Laura Späth hat Soziologie, Philosophie und Literaturwissenschaft in München studiert. Sie forscht zur Scham und setzt sich mit ihr als sozialem Phänomen und ihrem Wandel in der gegenwärtigen Gesellschaft auseinander. Auch in ihrem Podcast Unverschämt & Unbesprochen unterhält sie sich mit verschiedenen Gästen über unterschiedliche Formen der individuellen und gesellschaftlichen Scham. Sie schreibt seit vielen Jahren feministische und politische Texte für Magazine und Blogs und steht immer wieder mit ihren Poetry Slams auf der Bühne.

Über die Printausgabe

Die Printausgabe ist nachhaltig und klimapositiv gedruckt. Mehr Informationen dazu sind auf der letzten Seite des Buches zu finden.

LAURA SPÄTH

aboutshame

1. Auflage 2021

Copyright © 2021 &Töchter UG (haftungsbeschränkt), München

Alle Rechte vorbehalten, auch auszugsweise.
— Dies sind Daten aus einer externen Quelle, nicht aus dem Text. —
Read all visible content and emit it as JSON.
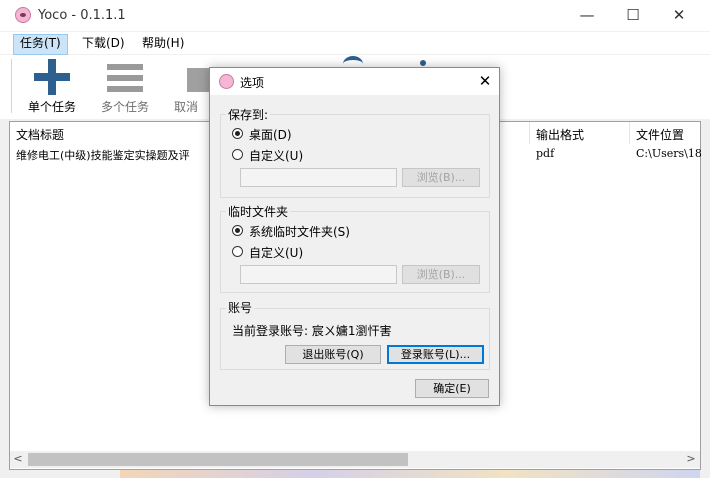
{
  "window": {
    "title": "Yoco - 0.1.1.1",
    "minimize": "—",
    "maximize": "☐",
    "close": "✕"
  },
  "menu": [
    {
      "label": "任务(T)"
    },
    {
      "label": "下载(D)"
    },
    {
      "label": "帮助(H)"
    }
  ],
  "toolbar": {
    "single_task": "单个任务",
    "multi_task": "多个任务",
    "cancel_task": "取消任"
  },
  "table": {
    "columns": [
      "文档标题",
      "输出格式",
      "文件位置"
    ],
    "rows": [
      {
        "title": "维修电工(中级)技能鉴定实操题及评",
        "format": "pdf",
        "location": "C:\\Users\\18"
      }
    ]
  },
  "scroll": {
    "left": "<",
    "right": ">"
  },
  "dialog": {
    "title": "选项",
    "close": "✕",
    "save_to": {
      "label": "保存到:",
      "desktop": "桌面(D)",
      "custom": "自定义(U)",
      "path": "",
      "browse": "浏览(B)..."
    },
    "temp_folder": {
      "label": "临时文件夹",
      "system": "系统临时文件夹(S)",
      "custom": "自定义(U)",
      "path": "",
      "browse": "浏览(B)..."
    },
    "account": {
      "label": "账号",
      "current": "当前登录账号: 宸ㄨ嫞1瀏忓害",
      "logout": "退出账号(Q)",
      "login": "登录账号(L)..."
    },
    "ok": "确定(E)"
  },
  "colors": {
    "accent": "#0078d7",
    "menu_highlight": "#cce4f7",
    "plus_icon": "#2d5f8f"
  }
}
Umschlaggestaltung: Sigl Affairs, München

Lektorat: Sarah Zechel & Laura Nerbel, &Töchter

Satz: Sarah Zechel, &Töchter

eISBN 978-3-948819-51-4

Auch als Printausgabe erhältlich.

www.und-toechter.de

INHALT

VORBEMERKUNG

Kapitel EinsSÄEN

   Kapitel ZweiKEIMEN

        Kapitel DreiWURZELN

             Kapitel VierAUSTREIBEN

        Kapitel FünfGEDEIHEN

 Kapitel SechsBLÜHEN

            Kapitel SiebenÜBERWÄSSERN

    Kapitel AchtWELKEN

   Kapitel NeunGIESSEN

    Kapitel ZehnPFLEGEN

EPILOG

ENDNOTEN

WEITERFÜHRENDE LITERATUR

Für die, die nie über mich gelachthaben, sondern mit mir.

VORBEMERKUNG

Scham ist kein angenehmes Thema, das gleich vorweg.
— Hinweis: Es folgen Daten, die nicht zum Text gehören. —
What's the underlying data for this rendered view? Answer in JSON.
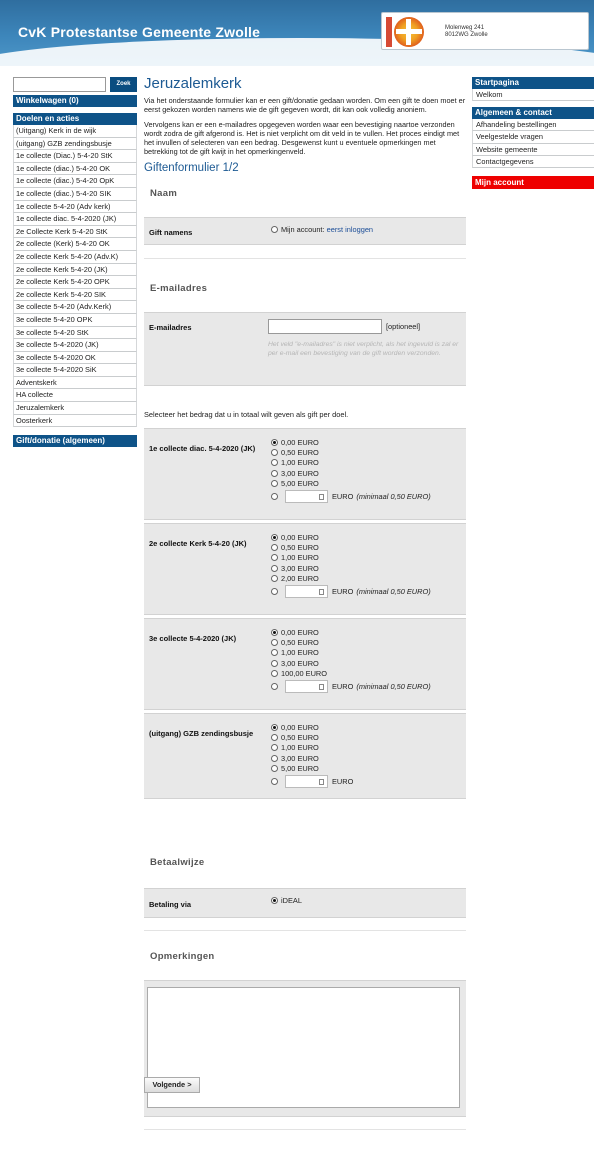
{
  "header": {
    "site_title": "CvK Protestantse Gemeente Zwolle",
    "address_line1": "Molenweg 241",
    "address_line2": "8012WG Zwolle"
  },
  "left": {
    "search_button": "Zoek",
    "cart": "Winkelwagen (0)",
    "goals_heading": "Doelen en acties",
    "items": [
      "(Uitgang) Kerk in de wijk",
      "(uitgang) GZB zendingsbusje",
      "1e collecte (Diac.) 5-4-20 StK",
      "1e collecte (diac.) 5-4-20 OK",
      "1e collecte (diac.) 5-4-20 OpK",
      "1e collecte (diac.) 5-4-20 SIK",
      "1e collecte 5-4-20 (Adv kerk)",
      "1e collecte diac. 5-4-2020 (JK)",
      "2e Collecte Kerk 5-4-20 StK",
      "2e collecte (Kerk) 5-4-20 OK",
      "2e collecte Kerk 5-4-20 (Adv.K)",
      "2e collecte Kerk 5-4-20 (JK)",
      "2e collecte Kerk 5-4-20 OPK",
      "2e collecte Kerk 5-4-20 SIK",
      "3e collecte 5-4-20 (Adv.Kerk)",
      "3e collecte 5-4-20 OPK",
      "3e collecte 5-4-20 StK",
      "3e collecte 5-4-2020 (JK)",
      "3e collecte 5-4-2020 OK",
      "3e collecte 5-4-2020 SiK",
      "Adventskerk",
      "HA collecte",
      "Jeruzalemkerk",
      "Oosterkerk"
    ],
    "gift_general": "Gift/donatie (algemeen)"
  },
  "right": {
    "group1_heading": "Startpagina",
    "group1_items": [
      "Welkom"
    ],
    "group2_heading": "Algemeen & contact",
    "group2_items": [
      "Afhandeling bestellingen",
      "Veelgestelde vragen",
      "Website gemeente",
      "Contactgegevens"
    ],
    "my_account": "Mijn account"
  },
  "main": {
    "title": "Jeruzalemkerk",
    "intro1": "Via het onderstaande formulier kan er een gift/donatie gedaan worden. Om een gift te doen moet er eerst gekozen worden namens wie de gift gegeven wordt, dit kan ook volledig anoniem.",
    "intro2": "Vervolgens kan er een e-mailadres opgegeven worden waar een bevestiging naartoe verzonden wordt zodra de gift afgerond is. Het is niet verplicht om dit veld in te vullen. Het proces eindigt met het invullen of selecteren van een bedrag. Desgewenst kunt u eventuele opmerkingen met betrekking tot de gift kwijt in het opmerkingenveld.",
    "form_title": "Giftenformulier 1/2",
    "naam": {
      "section": "Naam",
      "label": "Gift namens",
      "option": "Mijn account:",
      "link": "eerst inloggen"
    },
    "email": {
      "section": "E-mailadres",
      "label": "E-mailadres",
      "optional": "[optioneel]",
      "help": "Het veld \"e-mailadres\" is niet verplicht, als het ingevuld is zal er per e-mail een bevestiging van de gift worden verzonden."
    },
    "amount_instruction": "Selecteer het bedrag dat u in totaal wilt geven als gift per doel.",
    "goals": [
      {
        "label": "1e collecte diac. 5-4-2020 (JK)",
        "options": [
          "0,00 EURO",
          "0,50 EURO",
          "1,00 EURO",
          "3,00 EURO",
          "5,00 EURO"
        ]
      },
      {
        "label": "2e collecte Kerk 5-4-20 (JK)",
        "options": [
          "0,00 EURO",
          "0,50 EURO",
          "1,00 EURO",
          "3,00 EURO",
          "2,00 EURO"
        ]
      },
      {
        "label": "3e collecte 5-4-2020 (JK)",
        "options": [
          "0,00 EURO",
          "0,50 EURO",
          "1,00 EURO",
          "3,00 EURO",
          "100,00 EURO"
        ]
      },
      {
        "label": "(uitgang) GZB zendingsbusje",
        "options": [
          "0,00 EURO",
          "0,50 EURO",
          "1,00 EURO",
          "3,00 EURO",
          "5,00 EURO"
        ]
      }
    ],
    "custom_euro": "EURO",
    "custom_min": "(minimaal 0,50 EURO)",
    "payment": {
      "section": "Betaalwijze",
      "label": "Betaling via",
      "option": "iDEAL"
    },
    "comments_section": "Opmerkingen",
    "next_button": "Volgende >"
  }
}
Schamgefühle sind individuell. Auch wenn ich in diesem Buch versuche, sie gesellschaftlich zu kontextualisieren, gibt es doch mehrere sehr subjektive Faktoren, die unsere Scham beeinflussen: unsere Vorgeschichte, die Verfasstheit unserer Psyche, unsere Gene, unser Charakter, unsere Sozialisation und nicht zuletzt unsere Entscheidungen.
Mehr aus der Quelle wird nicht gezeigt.